Some have noted that I write in the blog every day.  You need not read every day. In fact, it might be better if all of my readers were to simply take what is written here in one day and take it to heart and put it to use in transforming American education at all levels, pre-K through university post-graduate degrees. The message is simple, so I repeat myself. We learn best and to greatest lasting effect when we are engaged hands-on.

There are a lot of people working in a similar direction. We have maker spaces happening is some schools and libraries. We have PBL (project based learning) happening is some schools. In the meantime, there seems to be a missing link in that few fully grasp the hands' potential in educational transformation even though we all know that we ourselves have learned best and at deepest levels when our hands have been engaged in doing real things.

When we have accepted the role of the hands in educational effectiveness, we begin to understand why wood shop is important, why maker spaces are a must, and why children would be best served by learning chemistry, science, math, music and even history and literature hands-on.

Learning is the most natural of human functions and yet through schooling, we make students resistant to it. They sit bored in classrooms: the countdown? over 16,000 hours before graduation. But if kids are allowed to get out from behind desks and to do real things, schools would be re-energized,  students would retain learning longer and we would alleviate the depression that often accompanies being stuck in something over which we have no control. Even teachers would have fun in school if the hands were set free under an imperative that schools engage in the exercise of craftsmanship.

Today in the Clear Spring School wood shop I'll meet with the student building club. The school needs a new composting bin to build soil for the school garden and that would be a good beginning project, as it involves cutting wood, and assembling it into a useful structure.

Make, fix, create, and make certain that others learn likewise.


  1. So the challenge is how to resolve the missing link.

    I have some questions for you that may provoke thought.

    Do you believe that all the faculty at Clear Spring School recognize the value of the hands in education?

    And if so, or for those that do...why do they get it? Why do they think hands-on experience making real things is so essential to education? (it would be very interesting to read/hear each one of the faculty's answer to that question in their own words)

    Is it a culture thing? Is it because of the culture in and around Clear Spring School?

    What would it take to replicate what Clear Spring School does and be successful?

    Or, what would it take to double the size of student count of Clear Spring School?

  2. The faculty at CSS all know the mission of the school, which places a direct emphasis on hands on learning. We are a small school with a great deal of support and mentoring going on between staff members. The staff that we have clearly recognize the value of hands on learning. We see it at work and share examples with each other.
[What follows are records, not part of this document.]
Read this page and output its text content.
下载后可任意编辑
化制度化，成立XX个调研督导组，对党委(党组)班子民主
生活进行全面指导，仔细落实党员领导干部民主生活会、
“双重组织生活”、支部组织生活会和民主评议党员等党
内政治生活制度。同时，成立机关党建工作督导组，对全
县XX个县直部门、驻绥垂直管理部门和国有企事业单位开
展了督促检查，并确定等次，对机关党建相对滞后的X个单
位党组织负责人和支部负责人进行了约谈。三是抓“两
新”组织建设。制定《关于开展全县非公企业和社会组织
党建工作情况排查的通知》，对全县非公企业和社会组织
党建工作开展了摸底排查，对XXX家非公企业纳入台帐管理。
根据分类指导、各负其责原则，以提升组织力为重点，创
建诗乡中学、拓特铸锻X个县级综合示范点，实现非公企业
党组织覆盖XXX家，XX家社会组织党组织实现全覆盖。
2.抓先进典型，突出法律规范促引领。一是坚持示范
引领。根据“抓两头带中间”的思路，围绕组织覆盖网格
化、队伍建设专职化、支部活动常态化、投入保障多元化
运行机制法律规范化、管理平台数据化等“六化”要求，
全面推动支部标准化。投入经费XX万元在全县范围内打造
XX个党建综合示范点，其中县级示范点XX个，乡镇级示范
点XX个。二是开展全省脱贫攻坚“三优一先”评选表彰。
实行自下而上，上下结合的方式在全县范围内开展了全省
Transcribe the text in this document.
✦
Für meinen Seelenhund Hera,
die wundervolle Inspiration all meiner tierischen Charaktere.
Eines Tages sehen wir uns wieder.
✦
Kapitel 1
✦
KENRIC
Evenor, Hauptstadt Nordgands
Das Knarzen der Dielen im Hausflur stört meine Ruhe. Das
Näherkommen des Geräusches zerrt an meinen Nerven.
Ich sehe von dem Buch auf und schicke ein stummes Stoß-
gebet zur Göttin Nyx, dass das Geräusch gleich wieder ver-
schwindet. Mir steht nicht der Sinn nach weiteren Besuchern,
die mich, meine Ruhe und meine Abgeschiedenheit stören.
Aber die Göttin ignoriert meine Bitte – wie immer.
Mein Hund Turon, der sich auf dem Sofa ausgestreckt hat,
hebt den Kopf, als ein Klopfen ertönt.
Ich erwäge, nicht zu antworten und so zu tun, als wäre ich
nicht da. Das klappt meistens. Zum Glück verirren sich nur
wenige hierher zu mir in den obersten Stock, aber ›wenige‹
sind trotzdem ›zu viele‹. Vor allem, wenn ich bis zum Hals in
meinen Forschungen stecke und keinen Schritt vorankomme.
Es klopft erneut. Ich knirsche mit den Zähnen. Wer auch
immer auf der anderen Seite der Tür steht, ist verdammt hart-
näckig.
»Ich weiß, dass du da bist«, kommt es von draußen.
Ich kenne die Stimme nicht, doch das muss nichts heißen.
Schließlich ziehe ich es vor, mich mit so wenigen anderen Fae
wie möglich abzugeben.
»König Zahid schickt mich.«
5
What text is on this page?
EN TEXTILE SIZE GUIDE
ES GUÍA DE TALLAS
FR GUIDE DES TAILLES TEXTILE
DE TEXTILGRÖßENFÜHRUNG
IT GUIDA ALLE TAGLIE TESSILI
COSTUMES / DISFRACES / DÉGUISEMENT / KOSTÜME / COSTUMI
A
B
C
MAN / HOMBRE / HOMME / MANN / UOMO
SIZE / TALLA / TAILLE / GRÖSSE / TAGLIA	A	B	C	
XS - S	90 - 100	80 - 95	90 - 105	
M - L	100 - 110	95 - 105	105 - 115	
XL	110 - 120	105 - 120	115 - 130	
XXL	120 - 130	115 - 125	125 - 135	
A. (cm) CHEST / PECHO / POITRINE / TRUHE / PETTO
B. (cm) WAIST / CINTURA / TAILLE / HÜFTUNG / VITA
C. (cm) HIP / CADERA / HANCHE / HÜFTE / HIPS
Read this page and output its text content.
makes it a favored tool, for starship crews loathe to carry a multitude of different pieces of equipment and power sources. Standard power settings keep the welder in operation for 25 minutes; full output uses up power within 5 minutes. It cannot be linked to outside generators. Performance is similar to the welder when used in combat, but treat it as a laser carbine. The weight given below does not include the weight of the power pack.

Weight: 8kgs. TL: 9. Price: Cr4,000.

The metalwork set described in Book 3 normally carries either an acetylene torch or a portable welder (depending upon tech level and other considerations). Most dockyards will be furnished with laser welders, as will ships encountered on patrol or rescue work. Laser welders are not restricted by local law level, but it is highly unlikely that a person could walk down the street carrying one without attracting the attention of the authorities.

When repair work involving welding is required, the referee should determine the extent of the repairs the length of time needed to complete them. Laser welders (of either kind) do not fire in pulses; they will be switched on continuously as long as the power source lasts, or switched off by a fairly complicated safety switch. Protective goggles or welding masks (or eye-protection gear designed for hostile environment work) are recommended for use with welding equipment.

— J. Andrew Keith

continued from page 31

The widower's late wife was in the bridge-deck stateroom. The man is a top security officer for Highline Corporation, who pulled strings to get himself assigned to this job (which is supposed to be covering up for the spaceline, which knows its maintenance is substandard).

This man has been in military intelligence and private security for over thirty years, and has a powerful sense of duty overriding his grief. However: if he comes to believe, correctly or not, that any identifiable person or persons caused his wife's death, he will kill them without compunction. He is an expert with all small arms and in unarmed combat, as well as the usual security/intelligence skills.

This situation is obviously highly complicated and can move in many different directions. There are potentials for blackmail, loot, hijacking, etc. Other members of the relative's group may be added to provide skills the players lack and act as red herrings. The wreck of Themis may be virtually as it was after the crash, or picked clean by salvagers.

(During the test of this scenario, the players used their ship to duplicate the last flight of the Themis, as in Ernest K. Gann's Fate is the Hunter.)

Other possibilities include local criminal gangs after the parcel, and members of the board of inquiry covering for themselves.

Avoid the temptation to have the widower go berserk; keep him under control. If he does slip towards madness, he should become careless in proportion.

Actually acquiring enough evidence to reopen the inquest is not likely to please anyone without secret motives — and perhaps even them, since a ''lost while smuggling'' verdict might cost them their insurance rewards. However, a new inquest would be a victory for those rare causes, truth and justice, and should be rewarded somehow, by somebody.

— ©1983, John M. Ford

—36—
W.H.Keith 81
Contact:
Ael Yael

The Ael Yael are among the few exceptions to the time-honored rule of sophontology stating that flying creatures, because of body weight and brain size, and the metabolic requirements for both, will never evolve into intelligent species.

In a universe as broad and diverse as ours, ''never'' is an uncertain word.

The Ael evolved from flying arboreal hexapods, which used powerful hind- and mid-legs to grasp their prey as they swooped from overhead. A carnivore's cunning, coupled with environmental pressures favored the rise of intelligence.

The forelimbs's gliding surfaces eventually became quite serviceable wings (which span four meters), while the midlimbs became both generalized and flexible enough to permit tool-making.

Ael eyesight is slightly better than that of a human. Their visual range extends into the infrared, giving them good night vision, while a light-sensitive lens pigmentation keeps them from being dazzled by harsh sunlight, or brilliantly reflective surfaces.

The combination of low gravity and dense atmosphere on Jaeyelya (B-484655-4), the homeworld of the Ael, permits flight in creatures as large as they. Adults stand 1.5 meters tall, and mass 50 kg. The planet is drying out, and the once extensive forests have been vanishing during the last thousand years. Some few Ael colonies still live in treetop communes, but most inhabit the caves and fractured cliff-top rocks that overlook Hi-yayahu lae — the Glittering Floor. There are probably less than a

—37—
    We are in unique geographic place, and the character of the school grounds make them ideal for outdoor education and a more relaxed teaching style. So the setting of the school and the staff of the school are important to its success.

    What would it take to double the size of the enrollment? We would need another classroom and one more teacher. We currently have vacancies in lower and upper elementary that would allow us to add about 15 students. While we have the lowest tuition rate of any ISACS accredited school, we would need to increase financial assistance to expand the numbers. Even though we have a low rate, we are in an area in which the tuition is difficult for many parents.

    So, yes, I think you can say its is a culture thing, in that we have a school culture that does not necessarily translate immediately other sites. But I also think that the hands offer a starting point for school reform. It would not come quick and it would not come easy. Some teachers would rebel against the loss of their ivory towers when they were expected to engage in cross-disciplinary studies.

    So the thing to do is set an ideal, but also build in stop gap measures that lead you in the right direction. That's what we did in 2001, when I started woodworking at CSS and we then built from there.